Não podemos ver o vento (cap. 06) - Parte 2

DOMINGO, 9 DE DEZEMBRO DE 2012

NÃO PODEMOS VER O VENTO (cap. 06) - Parte 2

 

Volta a teclar. 
Muito obrigado por tudo, Álvaro. Agora, veja lá se pode ajudar-me noutra coisa: há imensa gente que nunca ouviu falar nos GEs. Há homens da sua idade que estiveram na tropa em Moçambique e não sabem, mesmo, o que foram os GEs. Já ouvi várias versões diferentes sobre as razões de ser deste secretismo. Qual é a sua? Bem, responde daí a pouco o GE bloguista. Vamos lá ver. Se calhar, a minha versão vai desiludi-la; mas eu, de facto, não tenho assim uma visão muito emocionante da guerra. Os GEs eram pequenas forças de intervenção constituídas por militares nativos oriundos das zonas onde, após a instrução, iriam atuar. Só começaram a existir em 1970 e eram muito reduzidos, daí o facto de muita gente desconhecer a sua existência.
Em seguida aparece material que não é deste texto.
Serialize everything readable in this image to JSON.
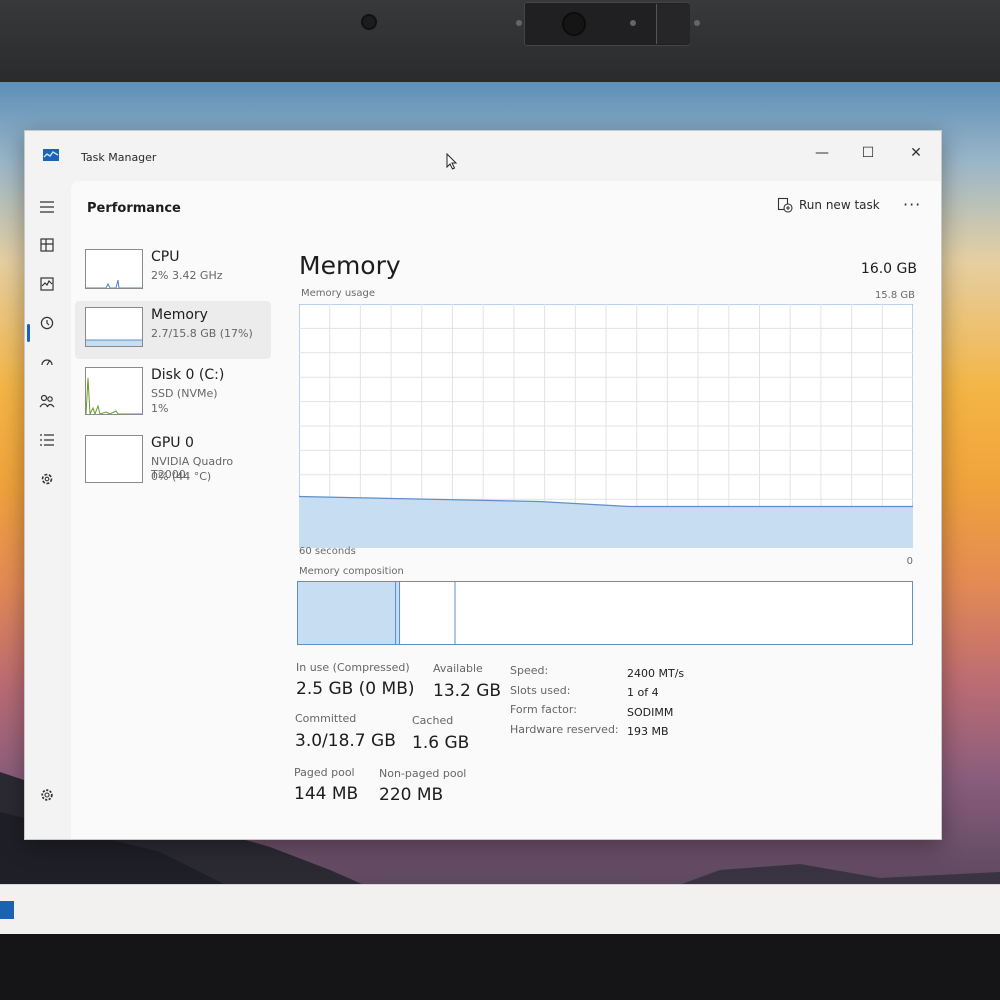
{
  "window": {
    "title": "Task Manager",
    "minimize_glyph": "—",
    "maximize_glyph": "☐",
    "close_glyph": "✕"
  },
  "header": {
    "section": "Performance",
    "run_new_task": "Run new task",
    "more": "···"
  },
  "nav": {
    "items": [
      {
        "icon": "hamburger-menu-icon"
      },
      {
        "icon": "processes-icon"
      },
      {
        "icon": "performance-icon",
        "active": true
      },
      {
        "icon": "app-history-icon"
      },
      {
        "icon": "startup-apps-icon"
      },
      {
        "icon": "users-icon"
      },
      {
        "icon": "details-icon"
      },
      {
        "icon": "services-icon"
      },
      {
        "icon": "settings-icon"
      }
    ]
  },
  "resources": [
    {
      "name": "CPU",
      "line1": "2% 3.42 GHz",
      "line2": ""
    },
    {
      "name": "Memory",
      "line1": "2.7/15.8 GB (17%)",
      "line2": "",
      "active": true
    },
    {
      "name": "Disk 0 (C:)",
      "line1": "SSD (NVMe)",
      "line2": "1%"
    },
    {
      "name": "GPU 0",
      "line1": "NVIDIA Quadro T2000",
      "line2": "0% (44 °C)"
    }
  ],
  "memory": {
    "title": "Memory",
    "total": "16.0 GB",
    "usage_label": "Memory usage",
    "usage_max": "15.8 GB",
    "time_label": "60 seconds",
    "zero_label": "0",
    "composition_label": "Memory composition",
    "usage_fraction": 0.17,
    "composition": {
      "in_use_fraction": 0.16,
      "modified_fraction": 0.002,
      "standby_fraction": 0.09
    }
  },
  "stats": {
    "in_use_label": "In use (Compressed)",
    "in_use_value": "2.5 GB (0 MB)",
    "available_label": "Available",
    "available_value": "13.2 GB",
    "committed_label": "Committed",
    "committed_value": "3.0/18.7 GB",
    "cached_label": "Cached",
    "cached_value": "1.6 GB",
    "paged_label": "Paged pool",
    "paged_value": "144 MB",
    "nonpaged_label": "Non-paged pool",
    "nonpaged_value": "220 MB"
  },
  "hardware": [
    {
      "label": "Speed:",
      "value": "2400 MT/s"
    },
    {
      "label": "Slots used:",
      "value": "1 of 4"
    },
    {
      "label": "Form factor:",
      "value": "SODIMM"
    },
    {
      "label": "Hardware reserved:",
      "value": "193 MB"
    }
  ],
  "colors": {
    "memory_fill": "#c7ddf1",
    "memory_line": "#5f8fc6",
    "accent": "#1c62b9",
    "disk_graph": "#6c9a2b"
  }
}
Para dar um exemplo, na província do Niassa, que é a maior de Moçambique, penso que não existiam mais de três Grupos Especiais; o que, para a quantidade de aquartelamentos existentes na província, era uma gota de água. Daí a razão de muita gente, se calhar a maioria dos portugueses, nunca ter ouvido falar dos GEs. Álvaro, insiste Mariana, sempre à procura da brecha. Sabe o que é que me faz impressão? As vezes, raramente, encontro pessoas que ouviram falar dos GEs.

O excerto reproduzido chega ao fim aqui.